L’expertise se veut rassurante. En effet, l’armature de la consommation est indemne avec une séparation entre des producteurs et des consommateurs et des médiations (marketing, publicité, communication) servant à l’absorption du flux de marchandises. L’accent est mis sur un infléchissement de la consommation.
D’ailleurs, même l’idée de plus en plus répandue de « déconsommation » marque une simple différence de degré dans l’ordre de la consommation, absolument pas de nature. Preuve que la figure idéologique du consommateur n’est pas propre à une lecture libérale, elle est aussi partagée par une gauche inerte qui, dans son approche misérabiliste de la pauvreté et de la crise, ne parle plus qu’au nom des consommateurs et pour le pouvoir d’achat.

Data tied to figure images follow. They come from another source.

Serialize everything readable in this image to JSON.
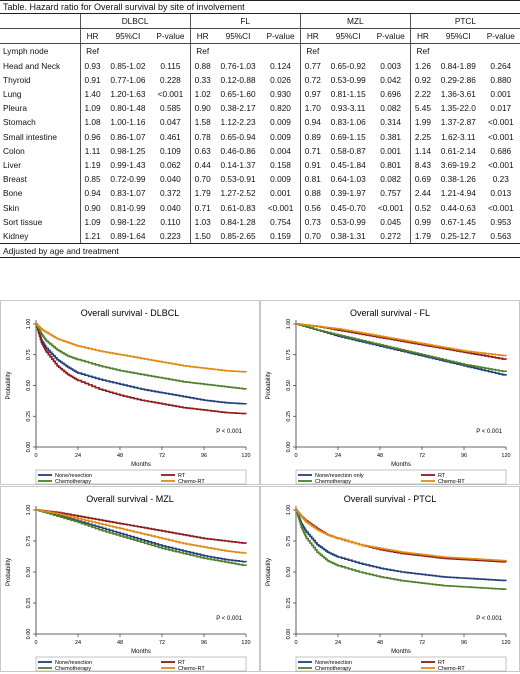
{
  "table": {
    "caption": "Table. Hazard ratio for Overall survival by site of involvement",
    "groups": [
      "DLBCL",
      "FL",
      "MZL",
      "PTCL"
    ],
    "subheaders": [
      "HR",
      "95%CI",
      "P-value"
    ],
    "rows": [
      {
        "site": "Lymph node",
        "cells": [
          "Ref",
          "",
          "",
          "Ref",
          "",
          "",
          "Ref",
          "",
          "",
          "Ref",
          "",
          ""
        ]
      },
      {
        "site": "Head and Neck",
        "cells": [
          "0.93",
          "0.85-1.02",
          "0.115",
          "0.88",
          "0.76-1.03",
          "0.124",
          "0.77",
          "0.65-0.92",
          "0.003",
          "1.26",
          "0.84-1.89",
          "0.264"
        ]
      },
      {
        "site": "Thyroid",
        "cells": [
          "0.91",
          "0.77-1.06",
          "0.228",
          "0.33",
          "0.12-0.88",
          "0.026",
          "0.72",
          "0.53-0.99",
          "0.042",
          "0.92",
          "0.29-2.86",
          "0.880"
        ]
      },
      {
        "site": "Lung",
        "cells": [
          "1.40",
          "1.20-1.63",
          "<0.001",
          "1.02",
          "0.65-1.60",
          "0.930",
          "0.97",
          "0.81-1.15",
          "0.696",
          "2.22",
          "1.36-3.61",
          "0.001"
        ]
      },
      {
        "site": "Pleura",
        "cells": [
          "1.09",
          "0.80-1.48",
          "0.585",
          "0.90",
          "0.38-2.17",
          "0.820",
          "1.70",
          "0.93-3.11",
          "0.082",
          "5.45",
          "1.35-22.0",
          "0.017"
        ]
      },
      {
        "site": "Stomach",
        "cells": [
          "1.08",
          "1.00-1.16",
          "0.047",
          "1.58",
          "1.12-2.23",
          "0.009",
          "0.94",
          "0.83-1.06",
          "0.314",
          "1.99",
          "1.37-2.87",
          "<0.001"
        ]
      },
      {
        "site": "Small intestine",
        "cells": [
          "0.96",
          "0.86-1.07",
          "0.461",
          "0.78",
          "0.65-0.94",
          "0.009",
          "0.89",
          "0.69-1.15",
          "0.381",
          "2.25",
          "1.62-3.11",
          "<0.001"
        ]
      },
      {
        "site": "Colon",
        "cells": [
          "1.11",
          "0.98-1.25",
          "0.109",
          "0.63",
          "0.46-0.86",
          "0.004",
          "0.71",
          "0.58-0.87",
          "0.001",
          "1.14",
          "0.61-2.14",
          "0.686"
        ]
      },
      {
        "site": "Liver",
        "cells": [
          "1.19",
          "0.99-1.43",
          "0.062",
          "0.44",
          "0.14-1.37",
          "0.158",
          "0.91",
          "0.45-1.84",
          "0.801",
          "8.43",
          "3.69-19.2",
          "<0.001"
        ]
      },
      {
        "site": "Breast",
        "cells": [
          "0.85",
          "0.72-0.99",
          "0.040",
          "0.70",
          "0.53-0.91",
          "0.009",
          "0.81",
          "0.64-1.03",
          "0.082",
          "0.69",
          "0.38-1.26",
          "0.23"
        ]
      },
      {
        "site": "Bone",
        "cells": [
          "0.94",
          "0.83-1.07",
          "0.372",
          "1.79",
          "1.27-2.52",
          "0.001",
          "0.88",
          "0.39-1.97",
          "0.757",
          "2.44",
          "1.21-4.94",
          "0.013"
        ]
      },
      {
        "site": "Skin",
        "cells": [
          "0.90",
          "0.81-0.99",
          "0.040",
          "0.71",
          "0.61-0.83",
          "<0.001",
          "0.56",
          "0.45-0.70",
          "<0.001",
          "0.52",
          "0.44-0.63",
          "<0.001"
        ]
      },
      {
        "site": "Sort tissue",
        "cells": [
          "1.09",
          "0.98-1.22",
          "0.110",
          "1.03",
          "0.84-1.28",
          "0.754",
          "0.73",
          "0.53-0.99",
          "0.045",
          "0.99",
          "0.67-1.45",
          "0.953"
        ]
      },
      {
        "site": "Kidney",
        "cells": [
          "1.21",
          "0.89-1.64",
          "0.223",
          "1.50",
          "0.85-2.65",
          "0.159",
          "0.70",
          "0.38-1.31",
          "0.272",
          "1.79",
          "0.25-12.7",
          "0.563"
        ]
      }
    ],
    "footnote": "Adjusted by age and treatment"
  },
  "colors": {
    "none": "#1f3f7a",
    "rt": "#8b1a1a",
    "chemo": "#4f7f2a",
    "chemort": "#e08a12"
  },
  "chart_data": [
    {
      "type": "line",
      "title": "Overall survival - DLBCL",
      "xlabel": "Months",
      "ylabel": "Probability",
      "xlim": [
        0,
        120
      ],
      "ylim": [
        0,
        1
      ],
      "xticks": [
        "0",
        "24",
        "48",
        "72",
        "96",
        "120"
      ],
      "yticks": [
        "0.00",
        "0.25",
        "0.50",
        "0.75",
        "1.00"
      ],
      "annotation": "P < 0.001",
      "legend": [
        "None/resection",
        "RT",
        "Chemotherapy",
        "Chemo-RT"
      ],
      "x": [
        0,
        3,
        6,
        12,
        18,
        24,
        36,
        48,
        60,
        72,
        84,
        96,
        108,
        120
      ],
      "series": [
        {
          "name": "None/resection",
          "color_key": "none",
          "values": [
            1.0,
            0.87,
            0.8,
            0.71,
            0.65,
            0.6,
            0.55,
            0.51,
            0.47,
            0.44,
            0.41,
            0.38,
            0.36,
            0.35
          ]
        },
        {
          "name": "RT",
          "color_key": "rt",
          "values": [
            1.0,
            0.85,
            0.77,
            0.66,
            0.59,
            0.54,
            0.47,
            0.42,
            0.38,
            0.35,
            0.32,
            0.3,
            0.28,
            0.27
          ]
        },
        {
          "name": "Chemotherapy",
          "color_key": "chemo",
          "values": [
            1.0,
            0.92,
            0.86,
            0.79,
            0.74,
            0.71,
            0.66,
            0.62,
            0.59,
            0.56,
            0.53,
            0.51,
            0.49,
            0.47
          ]
        },
        {
          "name": "Chemo-RT",
          "color_key": "chemort",
          "values": [
            1.0,
            0.96,
            0.93,
            0.88,
            0.85,
            0.82,
            0.78,
            0.75,
            0.72,
            0.69,
            0.66,
            0.64,
            0.62,
            0.61
          ]
        }
      ]
    },
    {
      "type": "line",
      "title": "Overall survival - FL",
      "xlabel": "Months",
      "ylabel": "Probability",
      "xlim": [
        0,
        120
      ],
      "ylim": [
        0,
        1
      ],
      "xticks": [
        "0",
        "24",
        "48",
        "72",
        "96",
        "120"
      ],
      "yticks": [
        "0.00",
        "0.25",
        "0.50",
        "0.75",
        "1.00"
      ],
      "annotation": "P < 0.001",
      "legend": [
        "None/resection only",
        "RT",
        "Chemotherapy",
        "Chemo-RT"
      ],
      "x": [
        0,
        12,
        24,
        36,
        48,
        60,
        72,
        84,
        96,
        108,
        120
      ],
      "series": [
        {
          "name": "None/resection only",
          "color_key": "none",
          "values": [
            1.0,
            0.95,
            0.9,
            0.86,
            0.82,
            0.78,
            0.74,
            0.7,
            0.66,
            0.62,
            0.58
          ]
        },
        {
          "name": "RT",
          "color_key": "rt",
          "values": [
            1.0,
            0.98,
            0.95,
            0.92,
            0.89,
            0.86,
            0.83,
            0.8,
            0.77,
            0.74,
            0.71
          ]
        },
        {
          "name": "Chemotherapy",
          "color_key": "chemo",
          "values": [
            1.0,
            0.95,
            0.91,
            0.87,
            0.83,
            0.79,
            0.75,
            0.71,
            0.67,
            0.64,
            0.61
          ]
        },
        {
          "name": "Chemo-RT",
          "color_key": "chemort",
          "values": [
            1.0,
            0.98,
            0.96,
            0.93,
            0.9,
            0.87,
            0.84,
            0.81,
            0.78,
            0.76,
            0.74
          ]
        }
      ]
    },
    {
      "type": "line",
      "title": "Overall survival - MZL",
      "xlabel": "Months",
      "ylabel": "Probability",
      "xlim": [
        0,
        120
      ],
      "ylim": [
        0,
        1
      ],
      "xticks": [
        "0",
        "24",
        "48",
        "72",
        "96",
        "120"
      ],
      "yticks": [
        "0.00",
        "0.25",
        "0.50",
        "0.75",
        "1.00"
      ],
      "annotation": "P < 0.001",
      "legend": [
        "None/resection",
        "RT",
        "Chemotherapy",
        "Chemo-RT"
      ],
      "x": [
        0,
        12,
        24,
        36,
        48,
        60,
        72,
        84,
        96,
        108,
        120
      ],
      "series": [
        {
          "name": "None/resection",
          "color_key": "none",
          "values": [
            1.0,
            0.96,
            0.91,
            0.86,
            0.81,
            0.76,
            0.71,
            0.67,
            0.63,
            0.6,
            0.58
          ]
        },
        {
          "name": "RT",
          "color_key": "rt",
          "values": [
            1.0,
            0.98,
            0.95,
            0.92,
            0.89,
            0.86,
            0.83,
            0.8,
            0.77,
            0.75,
            0.73
          ]
        },
        {
          "name": "Chemotherapy",
          "color_key": "chemo",
          "values": [
            1.0,
            0.95,
            0.9,
            0.84,
            0.79,
            0.74,
            0.69,
            0.65,
            0.61,
            0.58,
            0.55
          ]
        },
        {
          "name": "Chemo-RT",
          "color_key": "chemort",
          "values": [
            1.0,
            0.97,
            0.93,
            0.89,
            0.85,
            0.81,
            0.77,
            0.73,
            0.7,
            0.67,
            0.65
          ]
        }
      ]
    },
    {
      "type": "line",
      "title": "Overall survival - PTCL",
      "xlabel": "Months",
      "ylabel": "Probability",
      "xlim": [
        0,
        120
      ],
      "ylim": [
        0,
        1
      ],
      "xticks": [
        "0",
        "24",
        "48",
        "72",
        "96",
        "120"
      ],
      "yticks": [
        "0.00",
        "0.25",
        "0.50",
        "0.75",
        "1.00"
      ],
      "annotation": "P < 0.001",
      "legend": [
        "None/resection",
        "RT",
        "Chemotherapy",
        "Chemo-RT"
      ],
      "x": [
        0,
        3,
        6,
        12,
        18,
        24,
        36,
        48,
        60,
        72,
        84,
        96,
        108,
        120
      ],
      "series": [
        {
          "name": "None/resection",
          "color_key": "none",
          "values": [
            1.0,
            0.89,
            0.82,
            0.72,
            0.66,
            0.62,
            0.57,
            0.53,
            0.5,
            0.48,
            0.46,
            0.45,
            0.44,
            0.43
          ]
        },
        {
          "name": "RT",
          "color_key": "rt",
          "values": [
            1.0,
            0.95,
            0.91,
            0.85,
            0.8,
            0.77,
            0.72,
            0.68,
            0.65,
            0.63,
            0.61,
            0.6,
            0.59,
            0.58
          ]
        },
        {
          "name": "Chemotherapy",
          "color_key": "chemo",
          "values": [
            1.0,
            0.86,
            0.77,
            0.66,
            0.59,
            0.55,
            0.5,
            0.46,
            0.43,
            0.41,
            0.39,
            0.38,
            0.37,
            0.36
          ]
        },
        {
          "name": "Chemo-RT",
          "color_key": "chemort",
          "values": [
            1.0,
            0.95,
            0.9,
            0.84,
            0.8,
            0.77,
            0.72,
            0.69,
            0.66,
            0.64,
            0.62,
            0.61,
            0.6,
            0.59
          ]
        }
      ]
    }
  ]
}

Le scénario d’une transformation autrement radicale
Experts et politiques ne peuvent imaginer d’autres issues qu’une simple baisse raisonnable de la consommation et surtout pas l’hypothèse que l’édifice industriel de la consommation pourrait se dérober sous nos pieds. Or, ce qui fiche le camp, c’est bien le désir comme ressort de la confiance dans nos sociétés industrielles et dans l’avenir. Si pendant les 30 Glorieuses l’automobile aura été au pic du sens de la civilisation industrielle, elle est aujourd’hui confrontée à une désaffection symbolique majeure. Des individus peuvent continuer de vouloir des automobiles, ils ne les désirent plus.
Pour s’arracher à la désaffection généralisée, tout du moins la contenir, les produits doivent épouser des normes écologiques, sanitaires, environnementales et sociétales ; autant de motifs qui se sont d’ailleurs développés en marge des intérêts immédiats du marché, loin de la figure docile du consommateur, là où la multitude sociale projette et fantasme, revendique et partage d’autres modes d’existence et d’être au monde. C’est ce mouvement social erratique et agité que nos experts essaient de mettre sous contrôle en le ramenant à des variantes de consommation.
Or, au cœur de la crise, ce qui continue de se produire et de s’animer reste l’activité sociale, culturelle, notamment accessible par les nouvelles technologies, celle qui se fraye un chemin en dehors des canaux de la consommation. Ce sont des publics naissants, sans contours précis, mouvants, qui n’ont rien à voir avec les fadaises de mentors du management ou d’experts sur l’émancipation du consommateur. Il se pourrait que nos experts assistent béats à l’inhumation du consommateur auquel ils avaient fini par donner vie. Et il se pourrait aussi que nous assistions aux funérailles de ces prétendus experts.